StriveTogether believes that efforts to improve educational outcomes must be done with — not for — the children and families being served. The team and the broader coalition should include diverse perspectives and reflect the community in aspects such as race, ethnicity and income. Teams participating in the StriveTogether Leadership Program and Impact and Improvement Networks identify disparity gaps in their communities and set targets for closing them. Achieving those targets requires a deep analysis of what factors are causing the inequities and the thoughtful development of strategies to address them. Having varied backgrounds around the table can combat prevalent assumptions around why disparities exist and spur innovative strategies to create more equitable systems.
Each team member should be motivated to use him or herself as an “instrument of change.”
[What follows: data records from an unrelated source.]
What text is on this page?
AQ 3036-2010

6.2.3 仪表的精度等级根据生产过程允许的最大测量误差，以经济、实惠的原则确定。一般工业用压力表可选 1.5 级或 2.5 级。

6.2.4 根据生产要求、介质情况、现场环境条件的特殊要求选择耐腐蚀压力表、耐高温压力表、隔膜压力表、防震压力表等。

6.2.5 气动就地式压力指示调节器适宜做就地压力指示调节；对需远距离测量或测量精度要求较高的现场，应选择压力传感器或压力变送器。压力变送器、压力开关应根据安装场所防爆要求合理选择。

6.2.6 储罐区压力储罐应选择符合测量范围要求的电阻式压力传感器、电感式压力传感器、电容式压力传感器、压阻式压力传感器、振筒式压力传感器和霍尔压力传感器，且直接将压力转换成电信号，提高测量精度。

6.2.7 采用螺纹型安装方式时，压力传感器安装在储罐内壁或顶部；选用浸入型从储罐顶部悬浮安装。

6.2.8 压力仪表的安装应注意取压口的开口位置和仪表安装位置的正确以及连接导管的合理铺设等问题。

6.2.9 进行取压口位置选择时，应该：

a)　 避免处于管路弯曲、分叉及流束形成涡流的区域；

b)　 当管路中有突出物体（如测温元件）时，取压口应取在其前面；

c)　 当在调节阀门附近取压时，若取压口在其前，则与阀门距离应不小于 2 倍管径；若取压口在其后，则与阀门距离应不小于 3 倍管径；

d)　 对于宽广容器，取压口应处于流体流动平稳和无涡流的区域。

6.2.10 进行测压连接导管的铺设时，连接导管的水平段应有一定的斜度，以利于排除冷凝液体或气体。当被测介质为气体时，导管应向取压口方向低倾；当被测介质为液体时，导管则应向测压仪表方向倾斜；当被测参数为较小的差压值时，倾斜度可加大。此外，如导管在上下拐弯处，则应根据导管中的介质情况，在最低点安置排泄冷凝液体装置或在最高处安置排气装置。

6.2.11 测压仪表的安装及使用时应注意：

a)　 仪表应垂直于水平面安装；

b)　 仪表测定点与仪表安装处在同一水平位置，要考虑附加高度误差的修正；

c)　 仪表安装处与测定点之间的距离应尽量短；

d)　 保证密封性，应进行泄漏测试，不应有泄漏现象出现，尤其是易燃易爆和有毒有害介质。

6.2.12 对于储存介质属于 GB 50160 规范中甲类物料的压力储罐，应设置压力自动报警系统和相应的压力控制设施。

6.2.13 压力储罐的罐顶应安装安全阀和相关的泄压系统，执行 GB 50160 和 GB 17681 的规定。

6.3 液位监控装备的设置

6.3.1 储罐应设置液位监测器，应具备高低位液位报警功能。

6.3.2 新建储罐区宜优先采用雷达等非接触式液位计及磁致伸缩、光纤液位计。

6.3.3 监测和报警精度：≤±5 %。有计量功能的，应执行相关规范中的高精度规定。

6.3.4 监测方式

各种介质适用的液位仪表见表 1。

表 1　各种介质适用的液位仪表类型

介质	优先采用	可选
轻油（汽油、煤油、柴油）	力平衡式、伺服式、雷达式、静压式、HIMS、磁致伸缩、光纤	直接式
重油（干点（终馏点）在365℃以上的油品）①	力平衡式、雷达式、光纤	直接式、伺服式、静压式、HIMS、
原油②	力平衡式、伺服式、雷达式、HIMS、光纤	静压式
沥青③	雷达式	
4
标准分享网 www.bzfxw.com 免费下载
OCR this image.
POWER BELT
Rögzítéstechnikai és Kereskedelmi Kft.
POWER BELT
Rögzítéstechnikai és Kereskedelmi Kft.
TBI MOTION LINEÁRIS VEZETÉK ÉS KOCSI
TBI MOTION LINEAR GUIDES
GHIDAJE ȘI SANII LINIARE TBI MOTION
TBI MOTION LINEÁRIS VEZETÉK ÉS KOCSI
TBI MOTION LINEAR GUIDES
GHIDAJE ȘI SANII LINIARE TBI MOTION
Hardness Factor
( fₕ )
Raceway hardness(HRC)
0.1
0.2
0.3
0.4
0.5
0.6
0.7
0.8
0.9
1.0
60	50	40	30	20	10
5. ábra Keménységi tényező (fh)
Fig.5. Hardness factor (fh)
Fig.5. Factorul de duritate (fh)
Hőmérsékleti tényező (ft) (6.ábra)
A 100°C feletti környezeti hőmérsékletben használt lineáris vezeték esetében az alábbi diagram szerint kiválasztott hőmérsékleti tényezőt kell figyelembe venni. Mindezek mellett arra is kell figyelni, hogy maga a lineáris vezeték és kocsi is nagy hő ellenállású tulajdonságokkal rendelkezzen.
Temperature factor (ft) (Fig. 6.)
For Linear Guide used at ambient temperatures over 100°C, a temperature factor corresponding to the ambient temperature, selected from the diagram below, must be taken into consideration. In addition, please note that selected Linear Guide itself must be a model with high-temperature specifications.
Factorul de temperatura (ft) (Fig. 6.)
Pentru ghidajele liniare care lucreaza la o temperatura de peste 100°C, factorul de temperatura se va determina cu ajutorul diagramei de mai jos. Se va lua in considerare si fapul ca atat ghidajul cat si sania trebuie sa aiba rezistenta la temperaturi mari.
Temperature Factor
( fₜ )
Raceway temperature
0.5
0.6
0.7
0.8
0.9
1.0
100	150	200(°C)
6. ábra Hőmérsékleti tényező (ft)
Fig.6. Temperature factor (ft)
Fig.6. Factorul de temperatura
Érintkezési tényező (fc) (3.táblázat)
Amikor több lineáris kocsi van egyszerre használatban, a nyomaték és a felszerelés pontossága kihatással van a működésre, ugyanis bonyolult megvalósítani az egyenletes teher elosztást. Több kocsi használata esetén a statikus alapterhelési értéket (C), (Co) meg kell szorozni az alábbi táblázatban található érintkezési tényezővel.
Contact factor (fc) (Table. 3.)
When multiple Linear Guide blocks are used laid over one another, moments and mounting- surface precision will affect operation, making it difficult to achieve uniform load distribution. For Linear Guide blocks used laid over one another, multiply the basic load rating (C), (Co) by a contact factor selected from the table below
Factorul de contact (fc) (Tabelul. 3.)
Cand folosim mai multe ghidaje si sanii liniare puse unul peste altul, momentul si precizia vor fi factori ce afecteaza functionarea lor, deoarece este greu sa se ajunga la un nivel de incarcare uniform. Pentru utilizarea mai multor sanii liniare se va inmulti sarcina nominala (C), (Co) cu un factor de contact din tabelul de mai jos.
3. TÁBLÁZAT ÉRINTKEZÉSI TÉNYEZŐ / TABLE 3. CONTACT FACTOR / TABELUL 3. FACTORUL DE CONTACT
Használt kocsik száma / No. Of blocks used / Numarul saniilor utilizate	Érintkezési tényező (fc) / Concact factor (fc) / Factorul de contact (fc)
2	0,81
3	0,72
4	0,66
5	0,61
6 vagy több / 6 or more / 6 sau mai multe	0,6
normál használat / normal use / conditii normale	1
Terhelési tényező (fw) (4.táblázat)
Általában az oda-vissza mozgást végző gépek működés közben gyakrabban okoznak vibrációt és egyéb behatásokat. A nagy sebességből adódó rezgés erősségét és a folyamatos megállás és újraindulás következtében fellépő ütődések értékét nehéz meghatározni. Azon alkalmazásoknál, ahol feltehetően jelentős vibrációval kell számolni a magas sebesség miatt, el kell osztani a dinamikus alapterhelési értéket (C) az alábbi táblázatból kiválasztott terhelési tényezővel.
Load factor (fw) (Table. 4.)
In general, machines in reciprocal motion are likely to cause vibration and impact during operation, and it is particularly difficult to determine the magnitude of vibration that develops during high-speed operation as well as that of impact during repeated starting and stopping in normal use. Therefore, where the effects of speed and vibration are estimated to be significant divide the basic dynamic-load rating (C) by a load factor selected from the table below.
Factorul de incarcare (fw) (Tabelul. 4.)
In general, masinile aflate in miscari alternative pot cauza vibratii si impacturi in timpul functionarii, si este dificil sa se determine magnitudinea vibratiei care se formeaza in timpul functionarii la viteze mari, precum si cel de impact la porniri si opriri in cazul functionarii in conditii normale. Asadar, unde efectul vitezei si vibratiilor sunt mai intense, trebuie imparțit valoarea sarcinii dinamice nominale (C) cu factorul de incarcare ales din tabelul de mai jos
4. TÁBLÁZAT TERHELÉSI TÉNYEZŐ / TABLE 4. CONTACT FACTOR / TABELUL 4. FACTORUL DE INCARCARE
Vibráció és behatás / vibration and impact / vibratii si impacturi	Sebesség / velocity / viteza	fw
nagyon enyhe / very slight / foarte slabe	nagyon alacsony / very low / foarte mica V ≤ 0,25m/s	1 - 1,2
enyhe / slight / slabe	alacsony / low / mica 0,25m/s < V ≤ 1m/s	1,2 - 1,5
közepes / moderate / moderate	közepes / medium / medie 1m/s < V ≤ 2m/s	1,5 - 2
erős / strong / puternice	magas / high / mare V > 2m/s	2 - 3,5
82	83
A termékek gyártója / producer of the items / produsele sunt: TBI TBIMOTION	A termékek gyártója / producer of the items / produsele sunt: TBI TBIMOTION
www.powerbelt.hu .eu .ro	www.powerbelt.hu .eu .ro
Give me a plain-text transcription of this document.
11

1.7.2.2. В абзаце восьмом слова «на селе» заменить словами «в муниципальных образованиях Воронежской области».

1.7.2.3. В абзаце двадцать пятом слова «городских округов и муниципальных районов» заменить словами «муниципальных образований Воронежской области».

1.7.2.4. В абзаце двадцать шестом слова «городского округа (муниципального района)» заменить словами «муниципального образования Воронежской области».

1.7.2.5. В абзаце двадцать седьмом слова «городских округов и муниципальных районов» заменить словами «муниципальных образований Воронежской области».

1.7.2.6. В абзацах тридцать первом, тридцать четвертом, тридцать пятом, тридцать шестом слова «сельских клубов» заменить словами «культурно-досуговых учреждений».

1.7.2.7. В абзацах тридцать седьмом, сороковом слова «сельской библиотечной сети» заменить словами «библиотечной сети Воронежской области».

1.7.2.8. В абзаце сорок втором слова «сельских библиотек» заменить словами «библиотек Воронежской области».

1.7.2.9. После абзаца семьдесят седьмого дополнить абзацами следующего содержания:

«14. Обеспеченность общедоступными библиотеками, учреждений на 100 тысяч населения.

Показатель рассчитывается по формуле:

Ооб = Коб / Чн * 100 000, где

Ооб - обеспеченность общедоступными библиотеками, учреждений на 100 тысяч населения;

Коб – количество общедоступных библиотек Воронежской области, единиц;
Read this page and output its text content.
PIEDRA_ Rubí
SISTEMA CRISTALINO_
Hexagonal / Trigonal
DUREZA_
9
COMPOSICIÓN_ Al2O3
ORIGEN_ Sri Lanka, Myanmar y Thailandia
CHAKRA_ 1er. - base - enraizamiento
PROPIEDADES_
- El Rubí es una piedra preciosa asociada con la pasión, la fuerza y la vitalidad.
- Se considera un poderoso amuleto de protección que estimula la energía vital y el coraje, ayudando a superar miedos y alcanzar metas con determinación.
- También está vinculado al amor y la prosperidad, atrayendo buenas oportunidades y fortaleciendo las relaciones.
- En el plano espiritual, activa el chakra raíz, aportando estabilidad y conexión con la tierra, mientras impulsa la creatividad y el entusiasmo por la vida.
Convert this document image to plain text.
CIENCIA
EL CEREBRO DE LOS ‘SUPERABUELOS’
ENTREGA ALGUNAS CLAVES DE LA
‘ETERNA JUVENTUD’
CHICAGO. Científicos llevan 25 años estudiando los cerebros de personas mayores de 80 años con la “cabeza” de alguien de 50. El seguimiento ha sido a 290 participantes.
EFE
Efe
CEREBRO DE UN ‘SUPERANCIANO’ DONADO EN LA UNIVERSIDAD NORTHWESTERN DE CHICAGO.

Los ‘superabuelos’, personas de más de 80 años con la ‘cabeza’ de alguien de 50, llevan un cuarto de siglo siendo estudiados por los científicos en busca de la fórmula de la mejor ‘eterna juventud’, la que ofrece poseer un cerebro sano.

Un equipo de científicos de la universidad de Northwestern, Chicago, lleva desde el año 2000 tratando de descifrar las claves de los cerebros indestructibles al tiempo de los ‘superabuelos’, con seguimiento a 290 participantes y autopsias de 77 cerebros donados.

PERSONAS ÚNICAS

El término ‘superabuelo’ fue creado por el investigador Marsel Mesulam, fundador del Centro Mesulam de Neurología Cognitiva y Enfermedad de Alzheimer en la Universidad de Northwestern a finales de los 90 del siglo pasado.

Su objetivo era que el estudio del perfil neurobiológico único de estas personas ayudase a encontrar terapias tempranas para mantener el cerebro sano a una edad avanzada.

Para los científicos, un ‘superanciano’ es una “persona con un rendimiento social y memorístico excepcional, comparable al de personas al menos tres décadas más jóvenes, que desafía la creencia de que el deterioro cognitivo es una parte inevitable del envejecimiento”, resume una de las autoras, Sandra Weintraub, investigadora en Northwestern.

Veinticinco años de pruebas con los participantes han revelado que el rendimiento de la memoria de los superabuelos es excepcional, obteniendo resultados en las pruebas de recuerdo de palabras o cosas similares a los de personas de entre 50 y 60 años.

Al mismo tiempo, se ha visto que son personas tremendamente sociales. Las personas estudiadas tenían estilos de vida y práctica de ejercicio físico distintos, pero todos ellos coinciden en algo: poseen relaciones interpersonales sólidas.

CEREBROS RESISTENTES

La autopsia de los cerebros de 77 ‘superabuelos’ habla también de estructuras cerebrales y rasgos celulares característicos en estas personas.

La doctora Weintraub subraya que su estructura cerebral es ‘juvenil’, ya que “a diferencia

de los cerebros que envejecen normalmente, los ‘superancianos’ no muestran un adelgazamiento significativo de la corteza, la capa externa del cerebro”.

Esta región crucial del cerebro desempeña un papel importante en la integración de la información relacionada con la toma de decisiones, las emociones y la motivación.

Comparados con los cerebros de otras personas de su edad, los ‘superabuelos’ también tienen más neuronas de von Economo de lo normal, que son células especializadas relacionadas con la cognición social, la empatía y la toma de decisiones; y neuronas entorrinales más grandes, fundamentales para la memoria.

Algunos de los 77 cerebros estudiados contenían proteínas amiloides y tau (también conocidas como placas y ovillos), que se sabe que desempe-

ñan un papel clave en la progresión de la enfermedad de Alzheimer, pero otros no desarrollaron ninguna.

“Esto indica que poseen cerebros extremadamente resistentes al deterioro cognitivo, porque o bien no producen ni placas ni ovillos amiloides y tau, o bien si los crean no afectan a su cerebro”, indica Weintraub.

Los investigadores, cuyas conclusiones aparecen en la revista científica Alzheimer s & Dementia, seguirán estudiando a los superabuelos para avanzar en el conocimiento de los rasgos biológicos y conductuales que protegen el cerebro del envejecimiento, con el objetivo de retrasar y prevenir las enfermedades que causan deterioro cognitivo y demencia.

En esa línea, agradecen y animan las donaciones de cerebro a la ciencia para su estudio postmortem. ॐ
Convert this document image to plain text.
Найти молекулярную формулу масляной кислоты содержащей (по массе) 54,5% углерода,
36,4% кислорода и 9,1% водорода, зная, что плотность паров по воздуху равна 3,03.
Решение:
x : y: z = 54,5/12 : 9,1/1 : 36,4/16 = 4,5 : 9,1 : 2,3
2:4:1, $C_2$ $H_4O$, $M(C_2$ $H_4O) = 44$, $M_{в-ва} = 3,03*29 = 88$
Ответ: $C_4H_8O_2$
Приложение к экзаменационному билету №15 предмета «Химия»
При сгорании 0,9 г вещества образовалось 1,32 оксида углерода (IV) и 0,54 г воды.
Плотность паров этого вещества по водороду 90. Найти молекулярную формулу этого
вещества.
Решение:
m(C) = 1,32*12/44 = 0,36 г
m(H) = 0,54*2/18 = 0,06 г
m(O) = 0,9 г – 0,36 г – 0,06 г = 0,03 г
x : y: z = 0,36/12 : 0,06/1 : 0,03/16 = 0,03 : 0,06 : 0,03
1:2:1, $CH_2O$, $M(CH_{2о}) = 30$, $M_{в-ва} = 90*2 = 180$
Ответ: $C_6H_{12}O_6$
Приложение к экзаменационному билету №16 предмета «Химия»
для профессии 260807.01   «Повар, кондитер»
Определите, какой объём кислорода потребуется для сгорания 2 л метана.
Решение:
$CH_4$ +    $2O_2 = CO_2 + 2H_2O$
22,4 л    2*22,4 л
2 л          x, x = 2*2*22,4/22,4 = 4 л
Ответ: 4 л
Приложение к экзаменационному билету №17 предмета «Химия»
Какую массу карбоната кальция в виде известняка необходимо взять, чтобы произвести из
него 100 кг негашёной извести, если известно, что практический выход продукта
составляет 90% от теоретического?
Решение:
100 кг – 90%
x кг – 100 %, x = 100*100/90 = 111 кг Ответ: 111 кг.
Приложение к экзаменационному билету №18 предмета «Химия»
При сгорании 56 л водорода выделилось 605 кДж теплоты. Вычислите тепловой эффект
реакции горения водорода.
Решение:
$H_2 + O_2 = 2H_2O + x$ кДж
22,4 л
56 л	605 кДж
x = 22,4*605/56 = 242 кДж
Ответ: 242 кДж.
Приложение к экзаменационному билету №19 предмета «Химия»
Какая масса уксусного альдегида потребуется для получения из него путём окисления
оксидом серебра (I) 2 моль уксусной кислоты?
There is an irony in collective impact that aligned, collaborative action actually requires individuals to make changes that contribute to the result. The team should not perceive themselves as an advisory group that makes a list of things that someone else should do. Each individual team member must be willing to roll up his or her sleeves. That means someone who sounds like they would be a good fit for the team on paper — based on their title or organization — might not be the right candidate if they don’t have the personal motivation to achieve the result. These teams are about moving from talking about the problem to acting on it!
Once the individuals are selected, help them become a team.
Often, the four to five people who are selected to be a part of the leadership program or improvement network team have not worked closely together before. In the first session, they may introduce themselves to other team members. Important steps include ensuring there are opportunities and structures for them to build relationships with one another, set team norms and establish how they will check in with each other and get work done between sessions. One of the first things StriveTogether does in Impact and Improvement Networks is to have each group develop a team name, which requires them to work together and make a decision around a simple task early on and also allows them to form a single, unifying identity.
Building the right team to improve a result for kids sounds straightforward in theory, but in practice, it is often more of an art than a science. Team composition is critical to the success of cross-sector work, because cradle-to-career partnerships are founded on the principle that those who care about a community’s children can accomplish more by working together than by working apart.